How Home Construction Loans Work

How Home Construction Loans Work

Home construction loans provide families and individuals with the ability to finance new home construction projects. The loan term is usually short, typically lasting one year or less in most cases, and once the project is complete, the loan is converted or refinanced with a traditional mortgage.

Loan Basics

Construction loans typically cover both the cost of the property and the construction costs of the house. These loans can often be complex and require more direct oversight and involvement from lenders than traditional home loans.

Expect to provide lenders with a ton of documentation and timetables, including the following:

  • Plans for building the home.
  • Estimated schedule for various stages of construction.
  • A budget for the total costs of constructing the home.

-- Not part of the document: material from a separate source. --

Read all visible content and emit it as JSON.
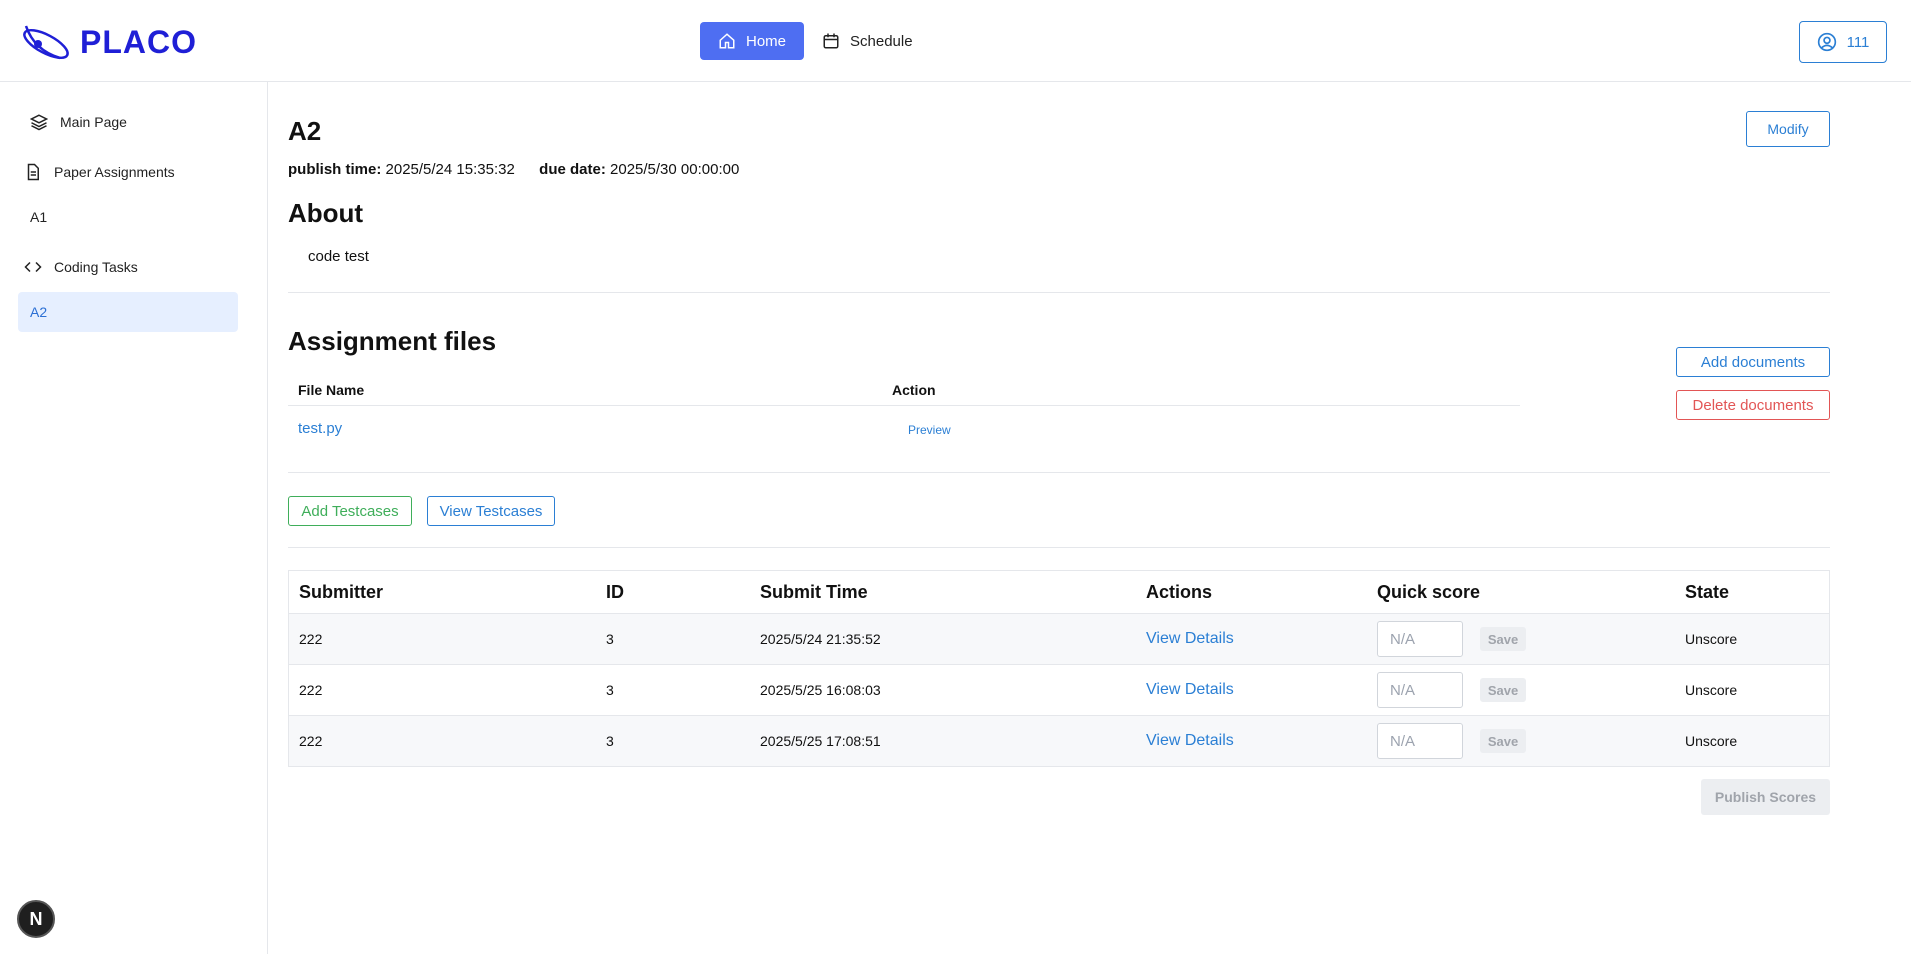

In some cases, the lender may require additional documentation about the building process, such as the names of the builder or contractors performing the work. In most cases, lenders will release funds in stages and only after checking on the progress to verify the completion of a construction phase. Loan funds are used to pay contractors involved in that phase. Throughout the process, it is good to remember that lenders are partnering with you in the construction process and have a financial stake in its outcome.

During the construction phase of the project, borrowers will typically make interest-only payments on the loan. The repayment of the loan usually takes place when construction is complete, and a traditional mortgage replaces the construction loan.

Different Loan Types

Essentially there are two different types of home construction loans:

  • Construction-to-Permanent Loans
  • Stand-Alone Construction Loans

Construction-to-permanent loans are often the most desirable for people who intend to occupy their homes upon the completion of construction. That is because they allow you to combine the construction loan with the standard mortgage loan. It means you are not required to refinance your mortgage at a later date.

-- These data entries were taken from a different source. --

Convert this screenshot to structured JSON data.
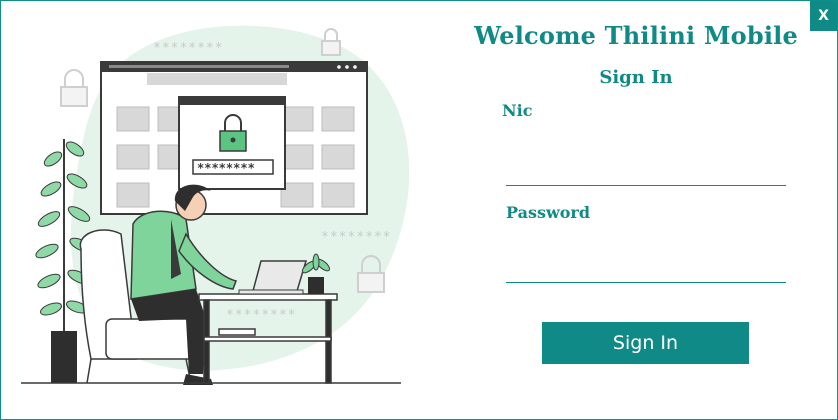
{
  "window": {
    "close_label": "X"
  },
  "header": {
    "title": "Welcome Thilini Mobile",
    "subtitle": "Sign In"
  },
  "form": {
    "nic_label": "Nic",
    "nic_value": "",
    "password_label": "Password",
    "password_value": "",
    "submit_label": "Sign In"
  },
  "illustration": {
    "masked_text": "********",
    "icons": [
      "lock-icon",
      "folder-icon",
      "laptop-icon",
      "plant-icon",
      "person-icon",
      "armchair-icon"
    ]
  },
  "colors": {
    "accent": "#0f8a86",
    "illustration_green": "#5cc481",
    "blob": "#e4f4ea"
  }
}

With this type of loan, you have the benefit of locking in a low-interest rate from the start. Once the building is complete, the lender converts it into a traditional mortgage at the locked-in interest rate. With this mortgage, you have the option of choosing a fixed rate or ARM (adjustable rate mortgage) and may choose between a 15- or 30-year term. You will also likely be required to put down a 20-percent or more down payment.

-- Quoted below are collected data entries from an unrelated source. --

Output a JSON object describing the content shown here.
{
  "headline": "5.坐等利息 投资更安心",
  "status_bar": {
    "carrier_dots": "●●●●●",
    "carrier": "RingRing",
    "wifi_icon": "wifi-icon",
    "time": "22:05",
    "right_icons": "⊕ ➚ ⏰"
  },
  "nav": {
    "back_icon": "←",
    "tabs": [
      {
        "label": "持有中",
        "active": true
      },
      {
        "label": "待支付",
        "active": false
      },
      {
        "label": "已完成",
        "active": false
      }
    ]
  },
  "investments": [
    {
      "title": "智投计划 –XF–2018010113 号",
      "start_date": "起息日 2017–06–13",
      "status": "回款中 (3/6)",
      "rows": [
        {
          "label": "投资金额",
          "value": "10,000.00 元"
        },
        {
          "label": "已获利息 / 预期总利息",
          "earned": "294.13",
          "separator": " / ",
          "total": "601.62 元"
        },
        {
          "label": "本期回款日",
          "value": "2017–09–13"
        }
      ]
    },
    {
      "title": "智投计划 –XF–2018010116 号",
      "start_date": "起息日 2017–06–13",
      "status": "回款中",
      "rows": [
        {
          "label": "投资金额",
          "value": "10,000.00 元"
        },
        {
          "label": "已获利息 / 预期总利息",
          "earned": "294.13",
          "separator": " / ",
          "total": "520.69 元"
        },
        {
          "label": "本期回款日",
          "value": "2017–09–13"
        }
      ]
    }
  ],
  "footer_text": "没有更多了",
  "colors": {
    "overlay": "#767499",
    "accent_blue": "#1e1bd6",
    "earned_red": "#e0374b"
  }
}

Stand-alone construction loans are outstanding choices for people who are building homes with the intention of reselling afterward or who have limited funds to use as a down payment. This loan requires a smaller down payment and does not lock in low mortgage interest rates, which means that if you do intend to live in the home post-construction, you will have to obtain a mortgage independently. Another downside with this type of loan is that you must pay closing costs (and the associated fees) twice: first, on the closing of the initial stand-alone construction loan; second, when you secure the mortgage for the home.

Loan Requirements

It is more difficult to qualify for a construction loan than a traditional loan because the completed home is not available to secure the loan. For this reason, you should expect to do the following:

  • Provide more documentation, such as plans, timetables, builder information, etc.
  • Have a credit score of 680 or better.
  • Present a higher down payment (typically 20 percent or greater).
  • Offer proof that you can afford to pay your monthly construction loan payments in addition to your current rent and/or mortgage costs for the duration of the construction loan.

Understanding the basics about home construction loans can help you to choose the loan that meets your needs today and in the future. Use the information here to help you make wise buying choices when exploring your options for a home construction loan.